Electrical Engineering and Computer Science, Northwestern University, Evanston, IL 60208, USA.
Med Biol Eng Comput. 2013 Feb;51(1-2):135-42. doi: 10.1007/s11517-012-0977-6. Epub 2012 Oct 26.
Using a 94-GHz millimeter-wave interferometer, we are able to calculate the relative displacement of an object. When aimed at the chest of a human subject, we measure the minute motions of the chest due to cardiac activity. After processing the data using a wavelet multiresolution decomposition, we are able to obtain a signal with peaks at heartbeat temporal locations. In order for these heartbeat temporal locations to be accurate, the reflected signal must not be very noisy. Since there is noise in all but the most ideal conditions, we created a statistical algorithm in order to compensate for unconfident temporal locations as computed by the wavelet transform. By analyzing the statistics of the peak locations, we fill in missing heartbeat temporal locations and eliminate superfluous ones. Along with this, we adapt the processing procedure to the current signal, as opposed to using the same method for all signals. With this method, we are able to find the heart rate of ambulatory subjects without any physical contact.

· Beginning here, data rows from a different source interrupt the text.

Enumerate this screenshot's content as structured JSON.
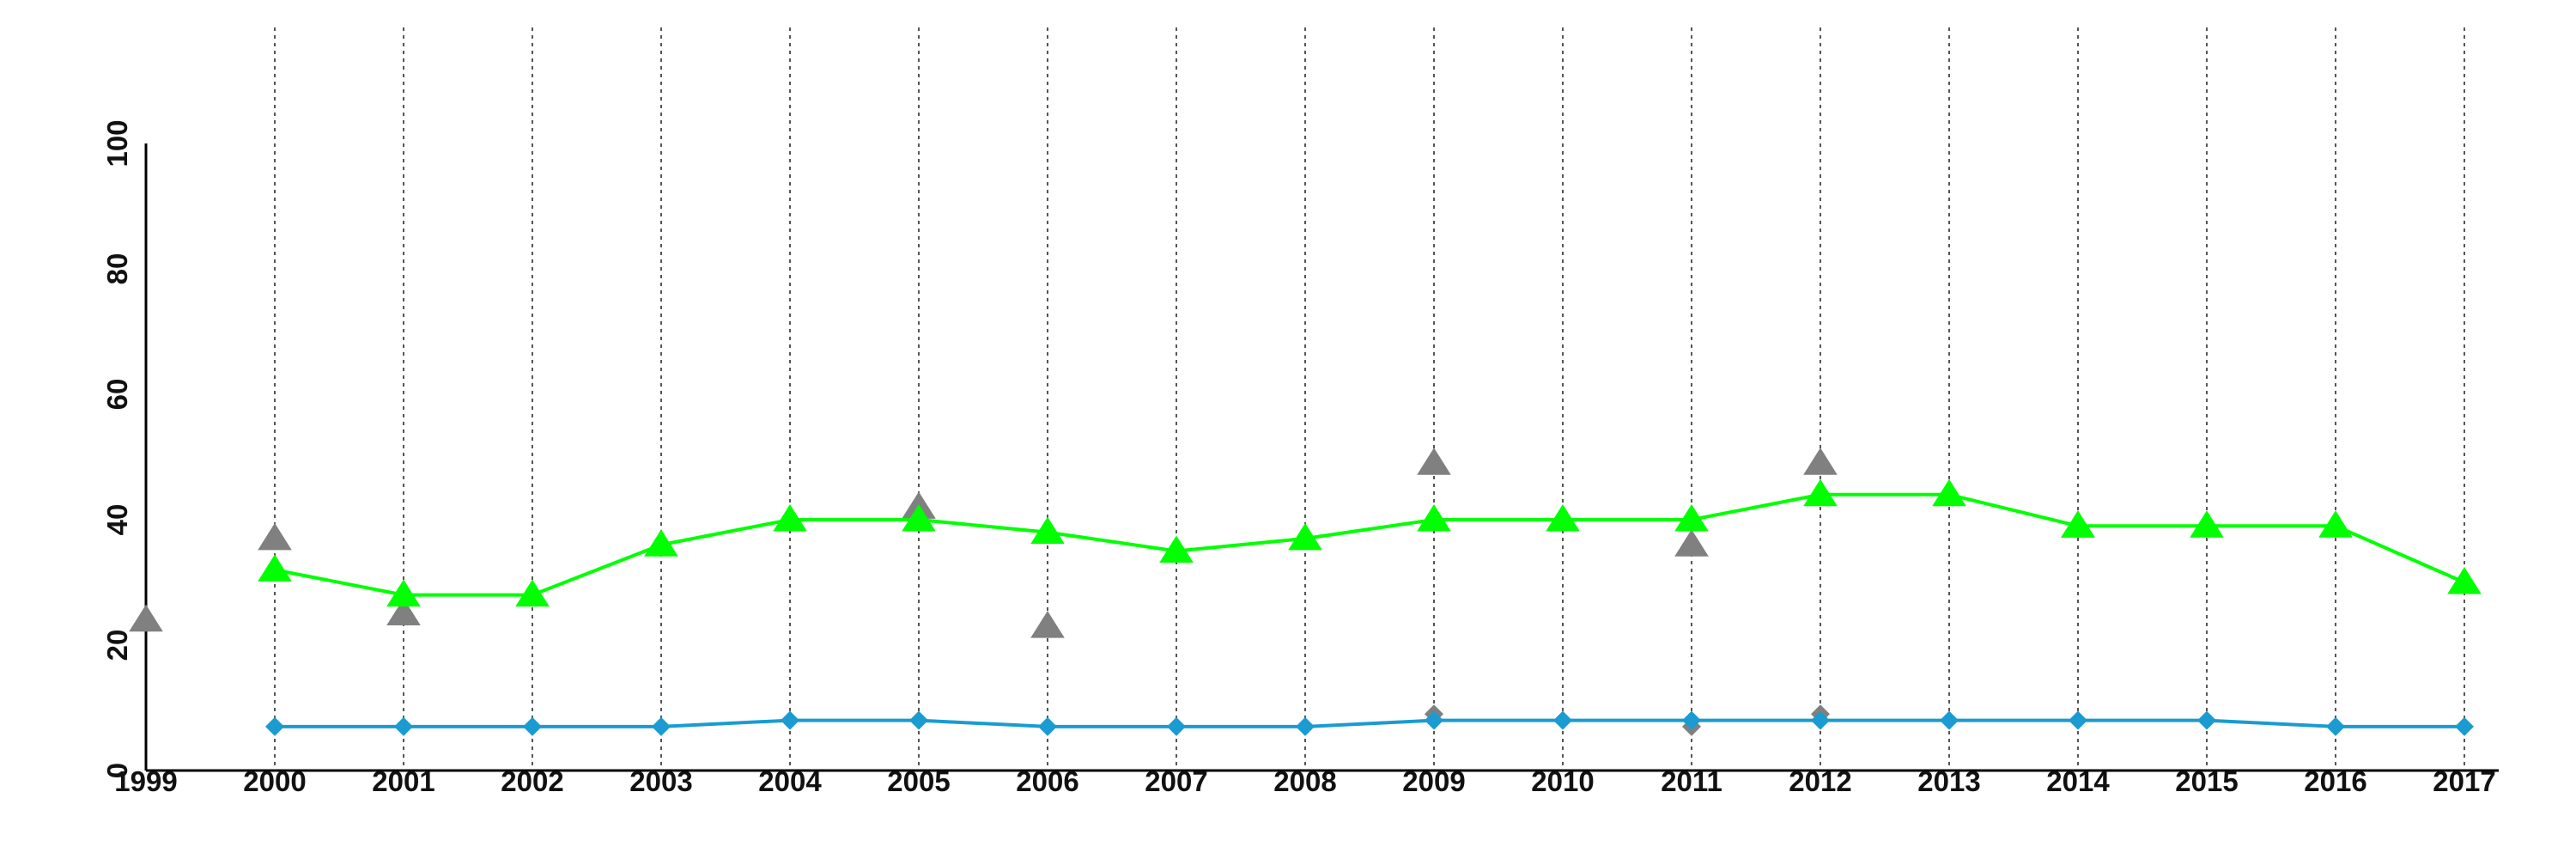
{
  "colors": {
    "green_series": "#00ff00",
    "blue_series": "#1a9bd1",
    "gray_points": "#808080",
    "axis": "#000000",
    "gridline": "#555555"
  },
  "chart_data": {
    "type": "line",
    "title": "",
    "xlabel": "",
    "ylabel": "",
    "x": [
      1999,
      2000,
      2001,
      2002,
      2003,
      2004,
      2005,
      2006,
      2007,
      2008,
      2009,
      2010,
      2011,
      2012,
      2013,
      2014,
      2015,
      2016,
      2017
    ],
    "x_tick_labels": [
      "1999",
      "2000",
      "2001",
      "2002",
      "2003",
      "2004",
      "2005",
      "2006",
      "2007",
      "2008",
      "2009",
      "2010",
      "2011",
      "2012",
      "2013",
      "2014",
      "2015",
      "2016",
      "2017"
    ],
    "y_tick_labels": [
      "0",
      "20",
      "40",
      "60",
      "80",
      "100"
    ],
    "y_ticks": [
      0,
      20,
      40,
      60,
      80,
      100
    ],
    "xlim": [
      1999,
      2017
    ],
    "ylim": [
      0,
      100
    ],
    "grid": "vertical dotted lines at each year",
    "legend": "none",
    "series": [
      {
        "marker": "triangle",
        "style": "line",
        "color_key": "green_series",
        "points": [
          [
            2000,
            32
          ],
          [
            2001,
            28
          ],
          [
            2002,
            28
          ],
          [
            2003,
            36
          ],
          [
            2004,
            40
          ],
          [
            2005,
            40
          ],
          [
            2006,
            38
          ],
          [
            2007,
            35
          ],
          [
            2008,
            37
          ],
          [
            2009,
            40
          ],
          [
            2010,
            40
          ],
          [
            2011,
            40
          ],
          [
            2012,
            44
          ],
          [
            2013,
            44
          ],
          [
            2014,
            39
          ],
          [
            2015,
            39
          ],
          [
            2016,
            39
          ],
          [
            2017,
            30
          ]
        ]
      },
      {
        "marker": "diamond",
        "style": "line",
        "color_key": "blue_series",
        "points": [
          [
            2000,
            7
          ],
          [
            2001,
            7
          ],
          [
            2002,
            7
          ],
          [
            2003,
            7
          ],
          [
            2004,
            8
          ],
          [
            2005,
            8
          ],
          [
            2006,
            7
          ],
          [
            2007,
            7
          ],
          [
            2008,
            7
          ],
          [
            2009,
            8
          ],
          [
            2010,
            8
          ],
          [
            2011,
            8
          ],
          [
            2012,
            8
          ],
          [
            2013,
            8
          ],
          [
            2014,
            8
          ],
          [
            2015,
            8
          ],
          [
            2016,
            7
          ],
          [
            2017,
            7
          ]
        ]
      },
      {
        "marker": "triangle",
        "style": "points",
        "color_key": "gray_points",
        "points": [
          [
            1999,
            24
          ],
          [
            2000,
            37
          ],
          [
            2001,
            25
          ],
          [
            2005,
            42
          ],
          [
            2006,
            23
          ],
          [
            2009,
            49
          ],
          [
            2011,
            36
          ],
          [
            2012,
            49
          ],
          [
            2014,
            39
          ]
        ]
      },
      {
        "marker": "diamond",
        "style": "points",
        "color_key": "gray_points",
        "points": [
          [
            2009,
            9
          ],
          [
            2011,
            7
          ],
          [
            2012,
            9
          ]
        ]
      }
    ]
  }
}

使用 94GHz 毫米波干涉仪,我们能够计算物体的相对位移。当将其对准人体胸部时,我们可以测量由于心脏活动引起的胸部微小运动。使用小波多分辨率分解处理数据后,我们能够获得在心跳时间位置具有峰值的信号。为了使这些心跳时间位置准确,反射信号不能有很大的噪声。由于除了最理想的条件之外,所有条件都会有噪声,因此我们创建了一个统计算法,以便补偿小波变换计算出的不确定的时间位置。通过分析峰位置的统计信息,我们填补缺失的心跳时间位置并消除多余的位置。与此同时,我们根据当前信号调整处理过程,而不是对所有信号都使用相同的方法。通过这种方法,我们能够在无需任何身体接触的情况下找到活动主体的心率。